The draft amendment to House Bill 520 — submitted Tuesday to the Senate Ways and Means Committee — did not receive a completely warm welcome. And the New Hampshire Fiscal Policy Institute, which questions cutting taxes when the state doesn’t have the money to fund essential programs, has already come out against it.
The brouhaha, first reported May 3 by NHBR, began after audit letters were sent out by the DRA to restaurants informing them that their business enterprise tax would be determined by counting the gross W-2 income of tipped employees.
The DRA never tried to tax business on tips before. Indeed, previous regulations indicated that such tips were exempt from the BET, which is a tax on wages, interest and dividends. It is primarily paid by companies that don’t make enough money to pay the business profits tax.
The DRA also didn’t try to tax tips after 2008, when regulations were changed to clarify the situation. It was only this year, after the DRA gained access to employees’ W-2 forms, that the collection effort began.
The New Hampshire Lodging and Restaurant Association cried foul, maintaining that businesses have no control over customers’ tips to their workers, so they shouldn’t be counted as part of the business enterprise. Restaurants include them on W-2 forms so the federal government can accurately tax workers, as well as to compute various forms of payroll taxes.
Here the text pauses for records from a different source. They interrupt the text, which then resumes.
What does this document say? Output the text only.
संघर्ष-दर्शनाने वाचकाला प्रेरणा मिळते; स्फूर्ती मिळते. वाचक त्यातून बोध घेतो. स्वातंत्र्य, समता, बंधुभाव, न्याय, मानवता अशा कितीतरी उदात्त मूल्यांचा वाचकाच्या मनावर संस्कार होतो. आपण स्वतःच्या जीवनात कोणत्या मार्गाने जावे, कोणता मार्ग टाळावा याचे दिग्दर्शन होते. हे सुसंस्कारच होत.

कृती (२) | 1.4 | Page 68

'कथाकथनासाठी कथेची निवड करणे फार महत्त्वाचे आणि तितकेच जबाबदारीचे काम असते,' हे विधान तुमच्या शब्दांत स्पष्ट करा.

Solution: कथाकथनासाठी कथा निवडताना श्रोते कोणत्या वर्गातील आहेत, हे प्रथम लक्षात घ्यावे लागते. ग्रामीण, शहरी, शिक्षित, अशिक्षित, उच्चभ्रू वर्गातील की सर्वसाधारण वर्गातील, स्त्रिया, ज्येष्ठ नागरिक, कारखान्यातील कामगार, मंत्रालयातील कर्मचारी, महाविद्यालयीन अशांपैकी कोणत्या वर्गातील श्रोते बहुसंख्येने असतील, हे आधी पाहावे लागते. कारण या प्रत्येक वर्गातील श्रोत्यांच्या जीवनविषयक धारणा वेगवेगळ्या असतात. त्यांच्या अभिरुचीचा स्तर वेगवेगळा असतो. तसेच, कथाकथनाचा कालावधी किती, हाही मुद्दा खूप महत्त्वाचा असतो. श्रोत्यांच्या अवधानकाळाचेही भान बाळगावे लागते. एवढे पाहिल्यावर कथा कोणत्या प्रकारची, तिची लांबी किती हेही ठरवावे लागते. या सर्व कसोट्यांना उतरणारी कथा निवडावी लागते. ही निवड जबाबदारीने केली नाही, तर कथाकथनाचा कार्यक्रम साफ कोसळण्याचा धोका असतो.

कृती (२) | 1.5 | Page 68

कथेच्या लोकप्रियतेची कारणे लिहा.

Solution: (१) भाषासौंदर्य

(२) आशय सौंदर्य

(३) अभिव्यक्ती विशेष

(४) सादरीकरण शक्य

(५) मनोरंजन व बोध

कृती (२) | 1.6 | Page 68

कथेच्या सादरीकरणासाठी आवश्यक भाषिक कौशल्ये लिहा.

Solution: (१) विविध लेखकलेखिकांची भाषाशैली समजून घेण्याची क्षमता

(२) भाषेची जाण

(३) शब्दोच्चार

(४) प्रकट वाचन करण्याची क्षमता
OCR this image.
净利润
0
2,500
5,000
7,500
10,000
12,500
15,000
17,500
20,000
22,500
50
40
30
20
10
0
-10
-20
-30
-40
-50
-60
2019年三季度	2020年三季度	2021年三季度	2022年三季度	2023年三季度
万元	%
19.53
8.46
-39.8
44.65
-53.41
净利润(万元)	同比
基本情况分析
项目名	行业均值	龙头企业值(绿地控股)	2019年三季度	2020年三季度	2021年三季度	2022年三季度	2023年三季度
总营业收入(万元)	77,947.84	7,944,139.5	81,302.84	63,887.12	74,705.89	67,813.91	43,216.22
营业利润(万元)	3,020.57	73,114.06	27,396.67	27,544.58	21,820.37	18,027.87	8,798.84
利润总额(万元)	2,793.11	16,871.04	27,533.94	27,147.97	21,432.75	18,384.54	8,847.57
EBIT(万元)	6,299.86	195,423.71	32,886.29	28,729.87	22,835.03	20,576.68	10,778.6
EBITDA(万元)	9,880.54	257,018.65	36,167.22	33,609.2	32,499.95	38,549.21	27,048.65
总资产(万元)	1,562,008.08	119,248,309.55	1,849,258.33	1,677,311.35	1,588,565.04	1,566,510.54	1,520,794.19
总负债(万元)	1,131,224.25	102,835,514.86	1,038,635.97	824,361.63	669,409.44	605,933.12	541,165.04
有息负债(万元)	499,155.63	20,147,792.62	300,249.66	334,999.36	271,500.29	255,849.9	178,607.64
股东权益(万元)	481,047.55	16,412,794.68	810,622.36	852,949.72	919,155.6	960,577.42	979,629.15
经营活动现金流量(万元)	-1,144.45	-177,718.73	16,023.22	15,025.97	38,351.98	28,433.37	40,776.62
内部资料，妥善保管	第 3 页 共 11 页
But the DRA said the law is clear that tips are part of the overall enterprise and the state has had the authority to tax them all along. Indeed, it said, some businesses were already paying them. However, it did concede that its regulations were confusing in the past, so it would only start collecting them this tax year and not seek back payment from businesses.
On Tuesday, a hearing was held on the amendment to House Bill 520 — which would study allowing keno games. Sponsored by Sen. Ways and Means Chairman Bob Odell, R-Lempster, it would block that collection by defining compensation as wages and other payments paid “directly or accrued by the business enterprise.” The NLHRA and several restaurant owners testified for the amendment.
But Jeff McLynch, the New Hampshire Fiscal Policy Institute’s executive director, said that the amendment should be rejected for several reasons.
For one, he said, no one is sure how much money is involved. The DRA has not provided an estimate, and McLynch noted that several other tax breaks businesses were seeking could cost the state some $50 million.
McLynch also said it’s’ unfair that “employers are allowed to treat tips as compensation for the purposes of meeting the federal wage standard,” but then are allowed to ignore them in calculating their taxes.
“Employers would be permitted to treat tips in two different ways, both to their benefit,” McLynch testified.
He also said if employers were able to exempt tips from the BET, what about bonuses and commissions? All this could erode the base of the BET, he argued.
“The BET is not designed as a direct tax on the compensation, interest, or dividends any one person receives. Rather, it is intended to serve as tax on overall economic activity,” argued McLynch. “Tip compensation, as it represents payment for services rendered, is simply part of that larger economic whole.”
Mike Somers, president and CEO of the Lodging and Restaurant Association, said he doesn’t see the tip tax as lost revenue for the state, but as “found money.” Very few, if any, of his members were paying the tax before.
“This is a new tax as far as we are concerned — a tax by audit,” he said. “That’s not how the process is supposed to work.”
The committee did not vote on the amendment, and there was some discussion that it might also be included in House Bill 2, the trailer bill to the budget.